After one night in Tennessee, I was packing up and going home. I had traveled there over two days, so it was not just someplace around the corner. I had an uncomfortable night; my mattress started to deflate, even in my 25-degree sleeping bag, I was cold, and two people in a nearby campsite decided to have a disagreement at 6 am. (I truly hope they got tick bites). Then getting up, I started coffee on my camping stove after lugging all my equipment and supplies out of my car, which was a distance away. Things like this never used to bother me but it does now. Waiting for coffee is the worst of it!
On the way home, I took drastic (dramatic) measures. I left my tent by a dumpster in Winston Salem, NC, noting that this was a perfectly good tent free to a good home. I felt if I brought it home, I would be only fooling myself.
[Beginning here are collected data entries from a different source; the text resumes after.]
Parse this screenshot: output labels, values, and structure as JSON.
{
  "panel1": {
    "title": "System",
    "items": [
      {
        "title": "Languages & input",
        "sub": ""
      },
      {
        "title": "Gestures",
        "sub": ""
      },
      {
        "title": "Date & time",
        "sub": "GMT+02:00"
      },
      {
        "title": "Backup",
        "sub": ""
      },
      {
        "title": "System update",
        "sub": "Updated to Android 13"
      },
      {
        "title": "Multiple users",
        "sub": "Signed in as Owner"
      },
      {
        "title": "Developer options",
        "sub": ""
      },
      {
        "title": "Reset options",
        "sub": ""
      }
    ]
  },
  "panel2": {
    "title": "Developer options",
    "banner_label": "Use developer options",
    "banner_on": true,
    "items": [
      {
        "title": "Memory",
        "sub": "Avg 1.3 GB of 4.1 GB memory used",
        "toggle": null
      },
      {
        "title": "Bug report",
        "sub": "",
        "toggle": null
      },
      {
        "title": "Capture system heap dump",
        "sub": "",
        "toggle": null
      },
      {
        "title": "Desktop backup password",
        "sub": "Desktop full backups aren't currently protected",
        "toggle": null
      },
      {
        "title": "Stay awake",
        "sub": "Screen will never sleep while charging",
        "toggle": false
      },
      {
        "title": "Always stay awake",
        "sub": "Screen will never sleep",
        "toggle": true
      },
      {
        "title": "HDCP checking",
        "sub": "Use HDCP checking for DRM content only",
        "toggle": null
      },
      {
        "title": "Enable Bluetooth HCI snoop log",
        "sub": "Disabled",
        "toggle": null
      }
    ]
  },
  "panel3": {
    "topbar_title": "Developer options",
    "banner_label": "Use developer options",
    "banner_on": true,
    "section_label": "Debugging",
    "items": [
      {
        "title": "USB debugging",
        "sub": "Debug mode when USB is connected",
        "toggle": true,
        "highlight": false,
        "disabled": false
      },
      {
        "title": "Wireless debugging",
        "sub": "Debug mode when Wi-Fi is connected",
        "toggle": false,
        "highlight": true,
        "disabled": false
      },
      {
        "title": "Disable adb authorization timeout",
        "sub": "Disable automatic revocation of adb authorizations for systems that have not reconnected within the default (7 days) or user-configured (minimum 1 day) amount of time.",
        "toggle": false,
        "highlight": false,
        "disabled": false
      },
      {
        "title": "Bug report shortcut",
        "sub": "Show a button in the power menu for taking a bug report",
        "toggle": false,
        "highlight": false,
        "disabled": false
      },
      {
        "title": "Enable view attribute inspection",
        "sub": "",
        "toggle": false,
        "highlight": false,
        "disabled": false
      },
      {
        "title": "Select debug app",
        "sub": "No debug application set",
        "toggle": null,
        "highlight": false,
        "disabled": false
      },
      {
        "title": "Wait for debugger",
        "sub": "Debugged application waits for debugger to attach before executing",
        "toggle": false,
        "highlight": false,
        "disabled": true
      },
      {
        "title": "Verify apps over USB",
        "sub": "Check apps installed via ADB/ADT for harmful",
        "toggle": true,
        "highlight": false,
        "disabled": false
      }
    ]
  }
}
I have two backpacking tents that I am giving to family members. I am selling my 45-liter backpack, which I have enjoyed on numerous backpacking adventures, and having my hiking pals divvy up the rest of my gear. Instead of feeling washed up, I feel free of all this stuff. Just like a kid who outgrows her toys, they are part of my past too.
What I have learned from this experience is:
· That old saying, “When One Door Closes Another One Opens,” is true, even in my seventies. It doesn’t say, “When One Door Closes You May as Well Die.” I foolishly perceived it that way. Holding onto anything youthful was so important to me. It made me feel alive? No, it frustrated me.
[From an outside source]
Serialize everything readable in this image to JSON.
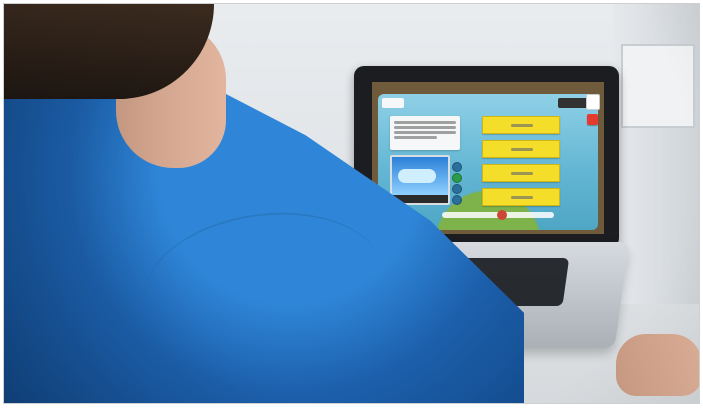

· It is okay to mourn things that we can no longer do. Like mourning for anything else, give it a little time, but move on.
· Accept where you are in life. Look into new opportunities at any age. I started a walking group back in January where I have bonded with women my age. I listen to their life stories, and I relate mine also. The different paths that we all take in life are endless and so fascinating.
· Seek inspiration. Look at James Frank Sanders, who writes for Medium who is in his 90's!
· Most of all have a sense of humor about getting older -- it’s not for the faint of heart. I find many humorous writers on Crows Feet that make me laugh out loud, relating so well to the pitfalls of aging.
So, I have passed the baton onto younger backpackers and campers -- eventually, they will pass it on too. I am still One with Nature and can enjoy its solitude. A five-mile walk is just as good as a ten-mile hike and more enjoyable to me. The only difference is I will be staying in a cabin or hotel instead of freezing my ass off in a tent. Need I say more.